To distance myself. They’re so toxic to me and I can’t imagine what they’d do if they knew Lincoln was involved with me. ”
“I really don’t know what to say. This breaks my heart.”
“Your heart? I don’t think I have one anymore. It’s completely shattered,” I whisper. “I lost Lincoln not just to baseball, but to my father.”
We sit in silence, her looking for words to make me feel better and me trying to figure out if I could drink enough wine to pass back out without puking. There has to be a ratio. I would know it if I’d lived a little more wildly.
“I don’t even hate him,” I say finally, breaking the quiet. “I can’t, and trust me, I want to. He’s leaving me, choosing to be traded. But this is just how he’s built. This was inevitable and he’s right—this is the choice he has to make for his life. I can’t fault him for that.”
“You’re a bigger person than me,” she laughs.
I sigh. “I just sit here and think, ‘How am I supposed to just go on?’ How do you move on from something like this when everything reminds me of him? I feel like I’m going to be stuck walking by that damn elevator every day, coming home to an empty house, having a phone that doesn’t get a selfie of his abs at least once daily,” I laugh through the sadness. “It’s going to be purgatory.”
“Come here.”
“What?”
“Julia said she’d hire you. She needs help. Her foundation is picking up and she needs a hand she can trust. These people, the Gentry’s, are huge on loyalty, Danielle.”

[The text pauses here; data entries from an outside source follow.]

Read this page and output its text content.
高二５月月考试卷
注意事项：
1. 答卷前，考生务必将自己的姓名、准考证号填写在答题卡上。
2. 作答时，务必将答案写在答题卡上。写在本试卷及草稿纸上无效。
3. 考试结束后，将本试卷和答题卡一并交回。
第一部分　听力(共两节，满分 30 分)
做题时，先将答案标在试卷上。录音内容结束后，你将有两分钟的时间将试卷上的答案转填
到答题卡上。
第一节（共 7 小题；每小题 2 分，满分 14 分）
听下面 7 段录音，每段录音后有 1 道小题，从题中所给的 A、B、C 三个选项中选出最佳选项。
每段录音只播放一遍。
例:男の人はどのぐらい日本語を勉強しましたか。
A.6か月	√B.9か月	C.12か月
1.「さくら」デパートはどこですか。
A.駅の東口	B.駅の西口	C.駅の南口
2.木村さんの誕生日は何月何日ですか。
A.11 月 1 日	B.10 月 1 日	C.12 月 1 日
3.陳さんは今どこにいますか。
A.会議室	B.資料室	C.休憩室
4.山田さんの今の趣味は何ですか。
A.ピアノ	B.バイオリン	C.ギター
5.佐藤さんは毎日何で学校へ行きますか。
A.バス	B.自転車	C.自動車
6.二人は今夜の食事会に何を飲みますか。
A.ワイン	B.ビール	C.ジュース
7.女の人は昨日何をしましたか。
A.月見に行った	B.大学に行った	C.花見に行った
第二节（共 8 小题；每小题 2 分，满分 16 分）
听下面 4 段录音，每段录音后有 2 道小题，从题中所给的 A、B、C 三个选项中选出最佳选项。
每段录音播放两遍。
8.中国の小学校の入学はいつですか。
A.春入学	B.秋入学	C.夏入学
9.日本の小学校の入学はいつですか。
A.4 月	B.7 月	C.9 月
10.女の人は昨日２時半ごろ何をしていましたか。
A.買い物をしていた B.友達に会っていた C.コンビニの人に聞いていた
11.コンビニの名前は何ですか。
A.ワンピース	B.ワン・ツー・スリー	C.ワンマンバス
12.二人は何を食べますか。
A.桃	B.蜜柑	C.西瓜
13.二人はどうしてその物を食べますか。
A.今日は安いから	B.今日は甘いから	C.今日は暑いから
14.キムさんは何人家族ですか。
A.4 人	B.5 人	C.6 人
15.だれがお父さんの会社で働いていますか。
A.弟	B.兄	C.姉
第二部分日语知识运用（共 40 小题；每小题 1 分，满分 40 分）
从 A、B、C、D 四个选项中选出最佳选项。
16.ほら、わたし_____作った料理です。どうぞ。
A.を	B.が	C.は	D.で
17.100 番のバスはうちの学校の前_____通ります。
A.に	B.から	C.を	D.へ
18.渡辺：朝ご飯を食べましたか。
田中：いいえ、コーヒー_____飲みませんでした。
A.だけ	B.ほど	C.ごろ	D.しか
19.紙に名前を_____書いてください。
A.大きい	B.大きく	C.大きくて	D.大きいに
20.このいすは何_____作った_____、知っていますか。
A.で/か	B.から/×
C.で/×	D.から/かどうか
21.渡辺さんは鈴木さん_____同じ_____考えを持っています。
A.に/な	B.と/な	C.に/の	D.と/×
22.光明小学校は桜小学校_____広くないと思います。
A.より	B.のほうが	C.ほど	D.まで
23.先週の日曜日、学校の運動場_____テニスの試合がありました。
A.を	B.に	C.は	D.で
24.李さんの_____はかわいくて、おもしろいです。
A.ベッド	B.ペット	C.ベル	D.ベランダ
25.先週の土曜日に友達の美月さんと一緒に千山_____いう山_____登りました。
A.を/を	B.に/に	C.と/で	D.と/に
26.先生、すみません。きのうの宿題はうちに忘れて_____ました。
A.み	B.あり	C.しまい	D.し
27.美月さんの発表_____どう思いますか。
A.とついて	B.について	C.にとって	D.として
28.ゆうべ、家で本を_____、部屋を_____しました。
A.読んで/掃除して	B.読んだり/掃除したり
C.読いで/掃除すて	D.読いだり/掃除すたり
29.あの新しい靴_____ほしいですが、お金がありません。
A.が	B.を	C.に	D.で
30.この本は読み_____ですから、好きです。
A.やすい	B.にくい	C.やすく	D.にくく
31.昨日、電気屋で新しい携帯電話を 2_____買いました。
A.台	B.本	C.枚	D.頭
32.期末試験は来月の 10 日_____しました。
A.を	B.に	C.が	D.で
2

Her idea sounds better than I’d like it to. Moving across the country, or half of it, isn’t something you just pick up and do. But the other option of living in a post-Landry world doesn’t seem like something I can just do either.
“I’m being serious,” Macie insists. “Money isn’t really a thing for you.
Just pick up and come and rent something until you find what you want to do.
Think about it. We can shop and go to movies and concerts and .
. .” The phone muffles as I hear her say, “Stop that, Will. Just give me a few minutes. Oh, my God. Don’t stop that though. ”
Rolling my eyes, but laughing too, I get the picture. “I’ll think about it, but right now you need to go apparently.”
She sucks in a breath. “Think about it and call me later.”
I look around the living room and make a decision. “I don’t have to call you later. I’ll be there in two weeks.”